'The law of unintended consequences': Some Florida Republicans fear voter suppression bill will backfire
On April 29, the Republican-controlled Florida State Legislature passed a voter suppression bill that, among other things, will make it more difficult to vote by mail — and Gov. Ron DeSantis has said he will sign it into law. Florida Senate Bill 90 is obviously designed to discourage Democratic voter turnout in the Sunshine State. But now, according to Washington Post reporter Amy Gardner, some Republicans fear that it will discourage their own voters.
In the past, Gardner notes, absentee voting was something that Florida Republicans encouraged.
"Republican campaigns invested millions of dollars encouraging their supporters to cast ballots by mail," Gardner points out. "State legislators passed laws making it easier. Over the ensuing decades, GOP voters in Florida became so comfortable with casting ballots by mail that in 2020, nearly 35% of those who turned out did so, according to state data compiled by University of Florida political science professor Daniel A. Smith. Virtually every narrow Republican victor of the past generation — and there have been many, including two of the state's current top officeholders, Gov. Ron DeSantis and Sen. Rick Scott — owes their victory, at least in part, to mail voting."
It wasn't until 2020 that Florida Republicans started to turn against mail-in voting in a big way. Then-President Donald Trump claimed, with zero evidence, that voting by mail encouraged voter fraud — and many Florida Republicans, including those in the state legislature, obediently went along with his claim.
"Not only are GOP lawmakers reversing statutes that their own predecessors put in place, but they are also curtailing a practice that millions of state Republicans use, despite former President Donald Trump's relentless and baseless claims that it invites fraud," Gardner explains. "Even as Democrats and voting rights advocates accuse the proponents of Senate Bill 90 of attempting to suppress the votes of people of color, these Republicans say their own political fortunes are in peril too. The potential fallout in the key swing state illustrates how the Republican Party is hurting itself in its rush to echo Trump's false allegations, they said."
A long-time GOP consultant in Florida, interviewed on condition of anonymity, told the Post, "Donald Trump attempted to ruin a perfectly safe and trusted method of voting. The main law that we pass when we pass election bills in Florida is the law of unintended consequences."
Florida SB 90 requires voters to reapply for mail ballots every two years instead of every four years, which is the current requirement. And it prohibits mobile ballot drop boxes.
Steve Schale, a Florida-based Democratic consultant, told the Post, "It was comical to watch Trump light on fire 20 years of Republican work and tens of millions of Republican investments — literally lighting a match to it. Every time he sent a tweet out, I'd get a text from a Republican operative here in Florida with an eye-roll emoji."
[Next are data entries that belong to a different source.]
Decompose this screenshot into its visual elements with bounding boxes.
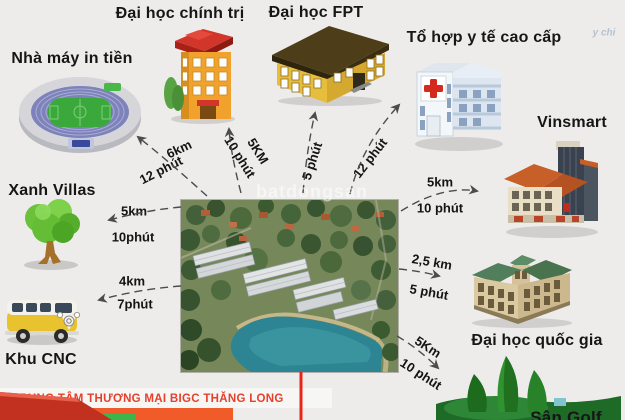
mall-roof-icon: [0, 384, 120, 420]
arrow-to-xanh-villas: [109, 207, 181, 220]
arrow-to-san-golf: [397, 336, 438, 368]
arrow-to-khu-cnc: [99, 286, 181, 300]
arrow-to-stadium: [138, 137, 207, 196]
arrow-to-vinsmart: [401, 190, 477, 211]
location-map-infographic: batdongsan y chi: [0, 0, 625, 420]
arrow-to-quoc-gia: [399, 269, 439, 276]
watermark-text: batdongsan: [256, 182, 368, 203]
route-arrows: [0, 0, 625, 420]
arrow-to-chinh-tri: [229, 129, 241, 193]
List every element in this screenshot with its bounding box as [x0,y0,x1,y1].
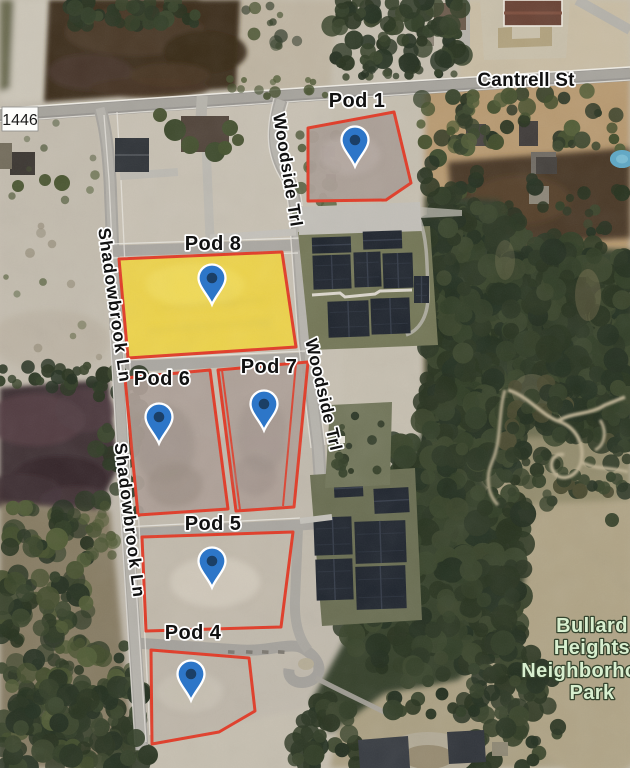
svg-text:Neighborhood: Neighborhood [521,660,630,682]
svg-text:Park: Park [570,682,615,704]
svg-text:Cantrell St: Cantrell St [477,70,575,91]
svg-text:Pod 7: Pod 7 [241,356,297,378]
svg-text:Pod 4: Pod 4 [165,622,222,644]
svg-text:Heights: Heights [554,637,630,659]
svg-text:Pod 6: Pod 6 [134,368,190,390]
svg-text:Bullard: Bullard [556,615,628,637]
svg-text:Pod 8: Pod 8 [185,233,241,255]
svg-text:Pod 1: Pod 1 [329,90,385,112]
svg-text:Pod 5: Pod 5 [185,513,241,535]
svg-text:1446: 1446 [2,112,38,129]
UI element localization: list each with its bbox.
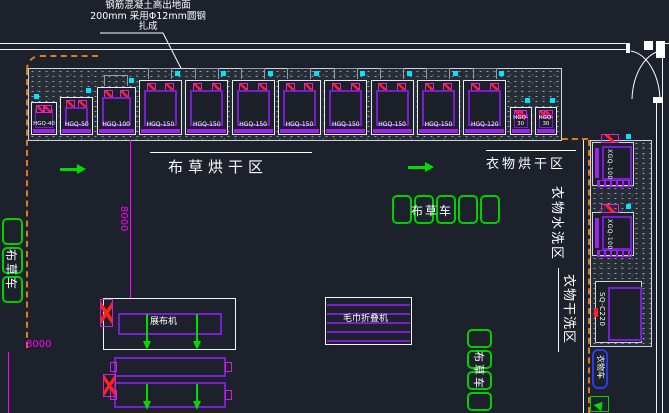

A former official in the Florida Republican Party, interviewed anonymously, also believes that SB 90 is a bad idea.
That interviewee told the Post, "Now, you'll have military personnel who might not think they have to request a ballot who won't get it. And we've got senior voters who have health concerns or just don't want to go out. They might not know the law has changed, and they might not get a ballot, because they're not engaged."